Unknown Nichigo

Zenshoen, A Story Of Cruel Tragedy

All sorts of memories flooded back to me during a brief ride through Tama Zenshoen, a gorgeous park in outer western Tokyo, but also home to a tragic and cruel past for Japan’s Hansen’s disease patients.

Zenshoen is a leprosarium and for most of its history, the 115-year-old facility was shut off from the rest of the world and its inhabitants quarantined inside, sterilized and forbidden from associating with the outside world, largely based on 1951 testimony to the Diet by Kensuke Mitsuda, a staunch segregationist but also unfortunately Japan’s foremost expert on leprosy at the time.

This continued for decades, even after it was known that Hansen’s disease was curable, not easily contagious, and did not need to be a disease to prevent those living with it from living normal, healthy lives.

Japan enacted the Leprosy Prevention Law in 1953, under which Hansen’s disease patients were placed under isolation. They would remain shut away from the world until 1996, when the country’s leprosy-related laws were finally repealed. (Hansen’s disease patients would later take a class action against the government for abuse of their human rights and in 2001 be awarded fairly trifling sums <maximum compensation of 14 million yen.>)

I first visited Zenshoen in 1995 when I was a cub reporter. The wire gates around the compound, one of a about a dozen leper colonies still existing in Japan at the time, were huge. There are schools and hospitals on the grounds, so traffic in and out was not uncommon, but not welcoming, either. A story I wrote on Zenshoen back then would be one of the first I ever penned for payment. I thought I had a copy somewhere, but it seems gone.

Most of my interviews over several visits were conducted with a man called Yasuji Hirasawa. I found his experiences heart-breaking. One of the things Hirasawa said that remained in my memory was his strong desire for Zenshoen to be converted into a park so that as many people as possible could go inside and visit and see what it was like. He said that people were so hungry for company after having been shut away for so long that they desperately wanted others to come and see them.

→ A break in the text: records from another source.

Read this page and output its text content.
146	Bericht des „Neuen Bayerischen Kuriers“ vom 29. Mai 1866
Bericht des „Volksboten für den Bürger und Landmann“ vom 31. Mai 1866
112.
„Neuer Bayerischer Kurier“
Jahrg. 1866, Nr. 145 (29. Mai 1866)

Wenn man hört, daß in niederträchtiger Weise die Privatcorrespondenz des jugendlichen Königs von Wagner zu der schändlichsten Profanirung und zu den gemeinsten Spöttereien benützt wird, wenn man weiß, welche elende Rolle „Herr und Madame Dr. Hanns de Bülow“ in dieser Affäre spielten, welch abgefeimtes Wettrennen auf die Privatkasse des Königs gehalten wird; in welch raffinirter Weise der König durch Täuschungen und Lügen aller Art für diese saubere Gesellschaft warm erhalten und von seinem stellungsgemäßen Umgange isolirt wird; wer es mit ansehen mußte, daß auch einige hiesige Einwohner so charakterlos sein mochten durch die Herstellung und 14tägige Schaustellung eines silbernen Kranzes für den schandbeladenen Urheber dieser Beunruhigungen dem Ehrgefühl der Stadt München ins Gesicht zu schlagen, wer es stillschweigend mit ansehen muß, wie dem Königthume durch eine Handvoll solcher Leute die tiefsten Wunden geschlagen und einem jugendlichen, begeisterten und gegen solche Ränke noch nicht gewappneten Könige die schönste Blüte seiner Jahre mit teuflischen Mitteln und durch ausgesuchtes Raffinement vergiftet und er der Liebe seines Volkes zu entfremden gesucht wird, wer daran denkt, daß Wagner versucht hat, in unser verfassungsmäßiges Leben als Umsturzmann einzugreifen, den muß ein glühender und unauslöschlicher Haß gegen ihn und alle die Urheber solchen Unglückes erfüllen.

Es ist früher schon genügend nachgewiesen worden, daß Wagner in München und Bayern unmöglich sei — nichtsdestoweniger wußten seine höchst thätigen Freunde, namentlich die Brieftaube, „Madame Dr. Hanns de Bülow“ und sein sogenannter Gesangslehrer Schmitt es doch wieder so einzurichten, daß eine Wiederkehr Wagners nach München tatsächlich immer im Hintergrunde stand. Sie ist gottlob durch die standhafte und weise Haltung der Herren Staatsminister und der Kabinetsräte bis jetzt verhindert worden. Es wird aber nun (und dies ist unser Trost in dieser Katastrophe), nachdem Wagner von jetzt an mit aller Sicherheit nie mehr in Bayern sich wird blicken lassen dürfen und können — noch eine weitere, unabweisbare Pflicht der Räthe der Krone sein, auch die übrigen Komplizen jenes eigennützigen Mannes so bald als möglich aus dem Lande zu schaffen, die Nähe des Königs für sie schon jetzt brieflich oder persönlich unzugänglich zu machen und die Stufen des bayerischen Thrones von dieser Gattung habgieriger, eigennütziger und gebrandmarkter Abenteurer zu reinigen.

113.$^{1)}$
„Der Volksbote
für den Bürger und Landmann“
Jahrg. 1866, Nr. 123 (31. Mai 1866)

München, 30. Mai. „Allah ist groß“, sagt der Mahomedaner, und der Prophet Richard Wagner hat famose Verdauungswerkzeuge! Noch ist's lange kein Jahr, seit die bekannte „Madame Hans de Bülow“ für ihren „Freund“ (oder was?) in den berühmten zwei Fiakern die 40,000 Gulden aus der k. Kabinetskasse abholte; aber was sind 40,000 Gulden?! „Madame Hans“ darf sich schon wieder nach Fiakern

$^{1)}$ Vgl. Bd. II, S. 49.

Yesterday, the visit wasn’t the prime reason for being there and we could only spend a short time inside the grounds. It was the first time I had been there since 2011 and I was a little shocked. At that time there had still been a few hundred residents and they all lived in little huts. They formed a decent-sized village laid out into a grid schematic. Now, only a few huts are left, which I took to mean that most of the residents have passed away. Most were elderly when given their freedom in 1996, so it did not come as a surprise. Hirasawa, it seems, may still be alive. The most recent report I can find about him dates to 2023, when he was 97. He was slated to be a torch-bearer for the ill-fated 2020 Tokyo Olympics. He was proactive in telling the tale of Zenshoen and the Hansen’s disease experience in Japan. The National Hansen’s Disease Museum is located next to Zenshoen and contains video testimony from Hirasawa and other patients, as well as extensive documentation of the facility.

Hirasawa in a video dated from the summer of 2023

But, I digress…this post was only supposed to be a short note touching on some long distant memories, but having gone down the rabbit hole, it could go on forever.

The sanatorium’s pristine cleanliness and idyllic surroundings reminded me of The Village in the TV series, The Prisoner. And it also shared that village’s fate of its inhabitants being unable to leave. That doesn’t mean to trivialize what the people of Zenshoen went through. It is only intended to offer an example of the bizarre and cruel existence that was forced upon them that no amount of beauty in its facade could cover up. Tama Zenshoen is an extraordinarily beautiful place. But it also has an extremely sad and ugly past.